O que Ela não sabia é que, tão sedenta de fugir a algo permanente que a identificasse, acabava por construir, pouco e pouco, alguma coisa de estável, de coerente e de contínuo - o facto de não querer escolher, a vontade de ser sempre outra, o medo do julgamento dos outros, o medo dos estereótipos, o medo da limitação que a Identidade podia trazer, afinal uma prisão para ela.

Não sabia que, não querendo modelos e estereótipos, ela própria era um. Não se querendo limitar, ela própria era uma prisão. Não sabia que ao tentar viver... morria.

A memória revelava-se, não no facto lembrado, mas em tudo o que fazia, nas palavras que balbuciava, nas relações que estabelecia. No ar que respirava.
A memória morava na pele. E Ela não sabia.
Sobretudo, não sabia que "Ela" já era um nome.


"Egomania", Viktor Koen
Fragmentos REM (VI)

Noite passada entre lençóis quentes de algodão. Lembro-me de acordar a sorrir. Sorriso tão quente como a cama. Um sorriso tão contente de si, que gostei de o sentir durante uns instantes, mesmo sem conseguir saber porque sorria. Será que tinha de pensar nisso? Será que tinha de perceber porquê?...
Se tinha, não percebi. Nem quis. Limitei-me a ficar assim, naquele misto de prazer e alegria contida em mim. Calor e conforto. Almofadas de murmúrios. Pequenas gargalhadas internas que transformaram o meu corpo num grande sorriso de olhos fechados.

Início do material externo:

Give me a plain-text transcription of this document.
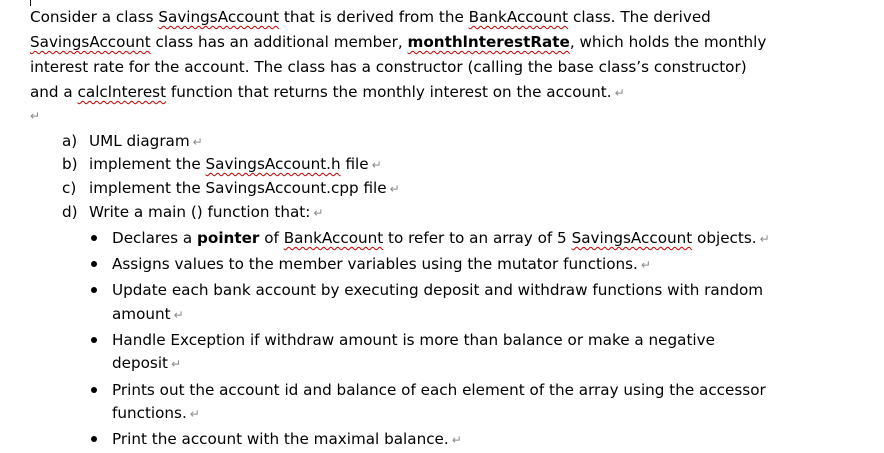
Consider a class SavingsAccount that is derived from the BankAccount class. The derived
SavingsAccount class has an additional member, monthlnterestRate, which holds the monthly
interest rate for the account. The class has a constructor (calling the base class’s constructor)
and a calclnterest function that returns the monthly interest on the account. ↵
↵
a) UML diagram ↵
b) implement the SavingsAccount.h file ↵
c) implement the SavingsAccount.cpp file ↵
d) Write a main () function that: ↵
Declares a pointer of BankAccount to refer to an array of 5 SavingsAccount objects. ↵
Assigns values to the member variables using the mutator functions. ↵
Update each bank account by executing deposit and withdraw functions with random
amount ↵
Handle Exception if withdraw amount is more than balance or make a negative
deposit ↵
Prints out the account id and balance of each element of the array using the accessor
functions. ↵
Print the account with the maximal balance. ↵
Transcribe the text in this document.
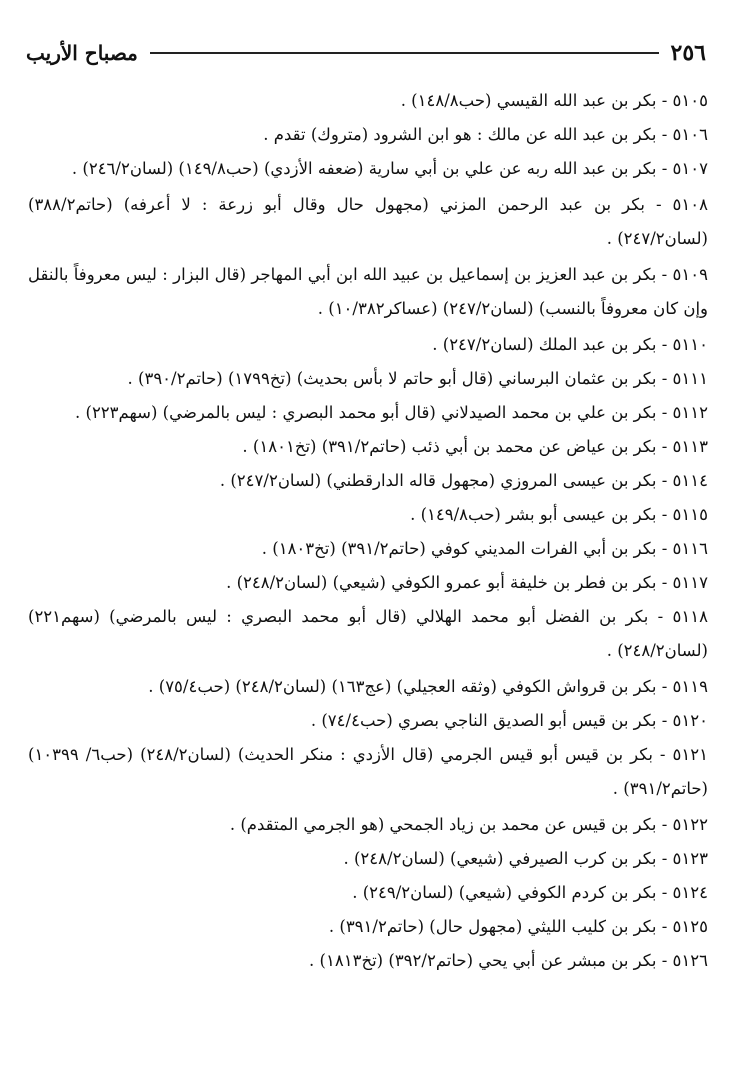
٢٥٦
مصباح الأريب
٥١٠٥ - بكر بن عبد الله القيسي (حب١٤٨/٨) .
٥١٠٦ - بكر بن عبد الله عن مالك : هو ابن الشرود (متروك) تقدم .
٥١٠٧ - بكر بن عبد الله ربه عن علي بن أبي سارية (ضعفه الأزدي) (حب١٤٩/٨) (لسان٢٤٦/٢) .
٥١٠٨ - بكر بن عبد الرحمن المزني (مجهول حال وقال أبو زرعة : لا أعرفه) (حاتم٣٨٨/٢) (لسان٢٤٧/٢) .
٥١٠٩ - بكر بن عبد العزيز بن إسماعيل بن عبيد الله ابن أبي المهاجر (قال البزار : ليس معروفاً بالنقل وإن كان معروفاً بالنسب) (لسان٢٤٧/٢) (عساكر١٠/٣٨٢) .
٥١١٠ - بكر بن عبد الملك (لسان٢٤٧/٢) .
٥١١١ - بكر بن عثمان البرساني (قال أبو حاتم لا بأس بحديث) (تخ١٧٩٩) (حاتم٣٩٠/٢) .
٥١١٢ - بكر بن علي بن محمد الصيدلاني (قال أبو محمد البصري : ليس بالمرضي) (سهم٢٢٣) .
٥١١٣ - بكر بن عياض عن محمد بن أبي ذئب (حاتم٣٩١/٢) (تخ١٨٠١) .
٥١١٤ - بكر بن عيسى المروزي (مجهول قاله الدارقطني) (لسان٢٤٧/٢) .
٥١١٥ - بكر بن عيسى أبو بشر (حب١٤٩/٨) .
٥١١٦ - بكر بن أبي الفرات المديني كوفي (حاتم٣٩١/٢) (تخ١٨٠٣) .
٥١١٧ - بكر بن فطر بن خليفة أبو عمرو الكوفي (شيعي) (لسان٢٤٨/٢) .
٥١١٨ - بكر بن الفضل أبو محمد الهلالي (قال أبو محمد البصري : ليس بالمرضي) (سهم٢٢١) (لسان٢٤٨/٢) .
٥١١٩ - بكر بن قرواش الكوفي (وثقه العجيلي) (عج١٦٣) (لسان٢٤٨/٢) (حب٧٥/٤) .
٥١٢٠ - بكر بن قيس أبو الصديق الناجي بصري (حب٧٤/٤) .
٥١٢١ - بكر بن قيس أبو قيس الجرمي (قال الأزدي : منكر الحديث) (لسان٢٤٨/٢) (حب٦/ ١٠٣٩٩) (حاتم٣٩١/٢) .
٥١٢٢ - بكر بن قيس عن محمد بن زياد الجمحي (هو الجرمي المتقدم) .
٥١٢٣ - بكر بن كرب الصيرفي (شيعي) (لسان٢٤٨/٢) .
٥١٢٤ - بكر بن كردم الكوفي (شيعي) (لسان٢٤٩/٢) .
٥١٢٥ - بكر بن كليب الليثي (مجهول حال) (حاتم٣٩١/٢) .
٥١٢٦ - بكر بن مبشر عن أبي يحي (حاتم٣٩٢/٢) (تخ١٨١٣) .
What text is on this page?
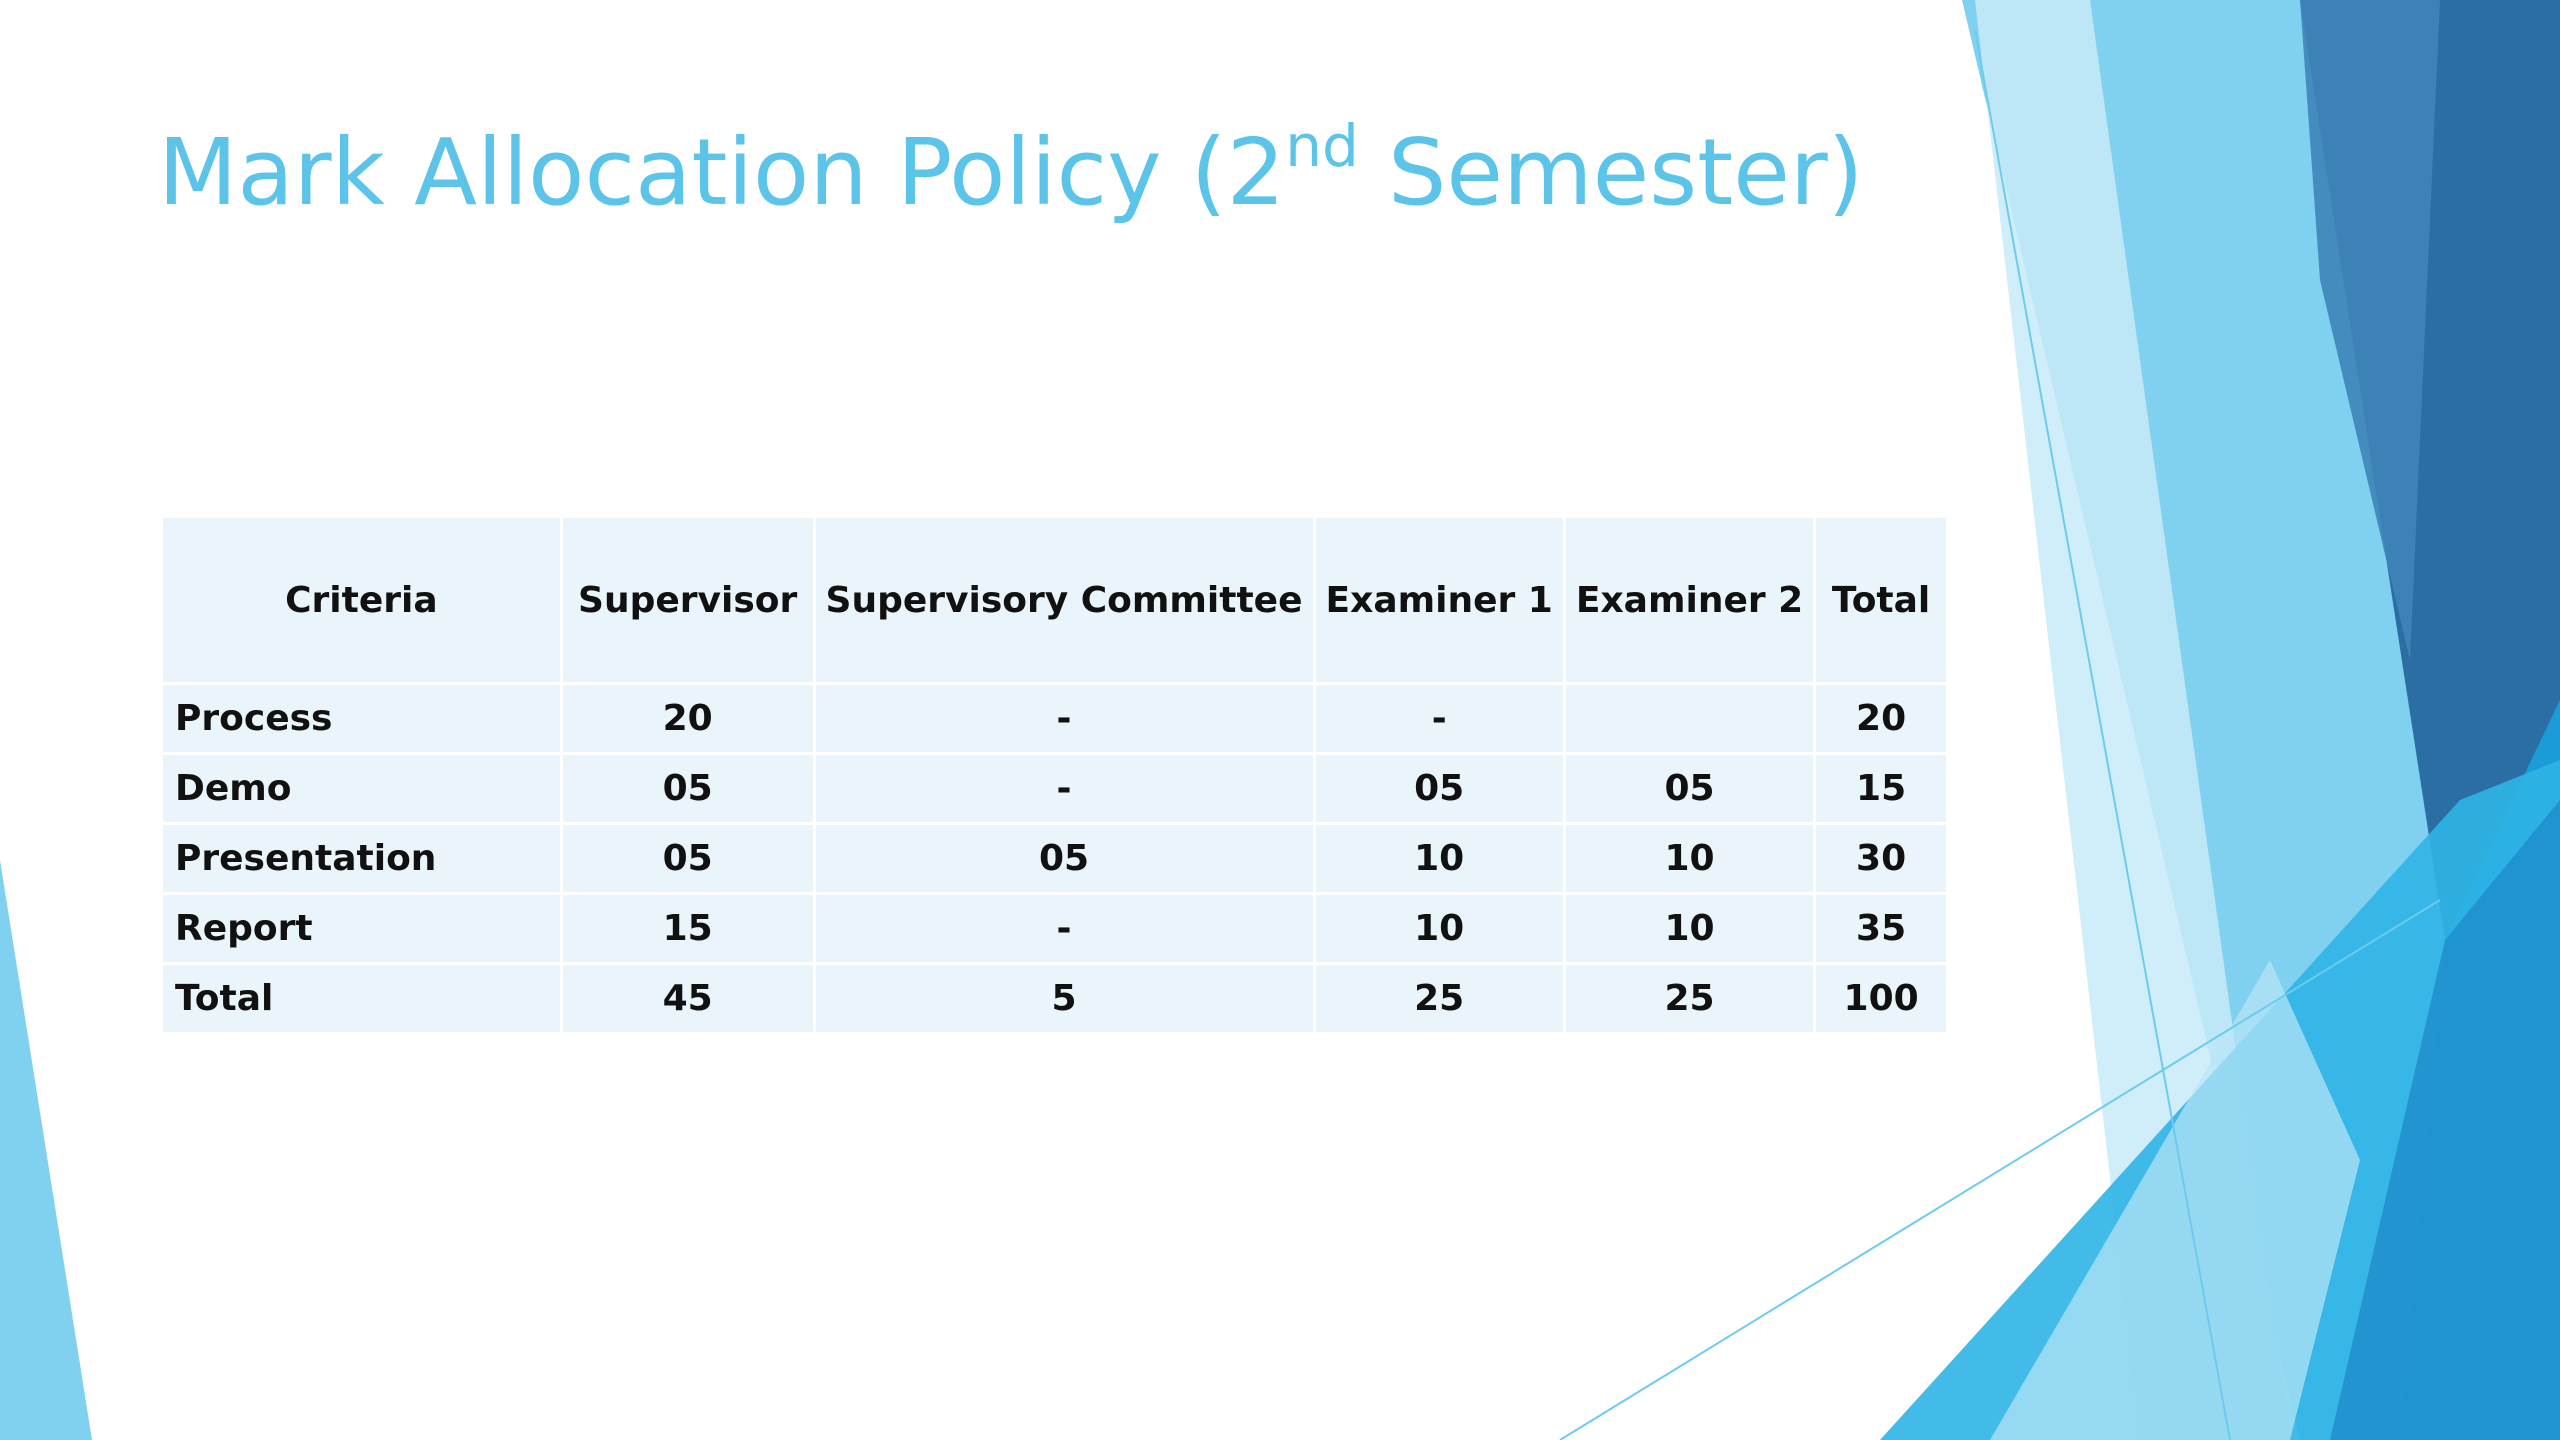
Mark Allocation Policy (2nd Semester)
Criteria	Supervisor	Supervisory Committee	Examiner 1	Examiner 2	Total
Process	20	-	-		20
Demo	05	-	05	05	15
Presentation	05	05	10	10	30
Report	15	-	10	10	35
Total	45	5	25	25	100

sexta-feira, janeiro 23, 2004

Demorar-me

Não posso demorar-me. Tudo parece mais urgente que a vida.
E só por sentir essa pressão... por ser do contra, ou outra coisa qualquer... apetece-me demorar-me nas palavras.
Começar no início. Acabar no fim. Mas de um ao outro, uma estranha, sinuosa, aberrante lentidão de quem adora ir ficando.
Viajar em cada letra, acariciar cada traço de tinta... amar os intervalos entre as palavras... ironizar nas entrelinhas.
Inteira me derramo em cima da frase. Final da frase e tropeço num ponto negro e minúsculo. Quase caio no salto sem rede do parágrafo. Mas logo ganho a segurança volúvel de nova sequência. Porque hoje não escrevo. Sinto. Sinto demais e, dengosa, fico para sempre a suspirar nas reticências.
Hoje posso escrever o Paraíso.

...

quinta-feira, janeiro 22, 2004

Antes de Partir

Atravesso o dia, mergulho em cada hora
Agora sei que tudo já foi...
Quero ficar neste momento singular
Quero partir.

Mas tu não me deixas,
Inquietude.

Mas tu não me soltas,
Desasossego.

Plácida, canto o nome de Morfeu,
Que não vem.
Quero que me enlaces com o manto negro da noite.

Mas não vens,
e fico nesta tormenta.

Mas não chegas,
e deixas-me nesta luta sem memória.

Arranca-me do meu corpo,
Deixa-me partir.
Leva-me num abraço.
Enlaça-me,
Contém-me.

Mas antes,
deixa-me serena.

Deixa-me escrever o Inferno dentro de mim.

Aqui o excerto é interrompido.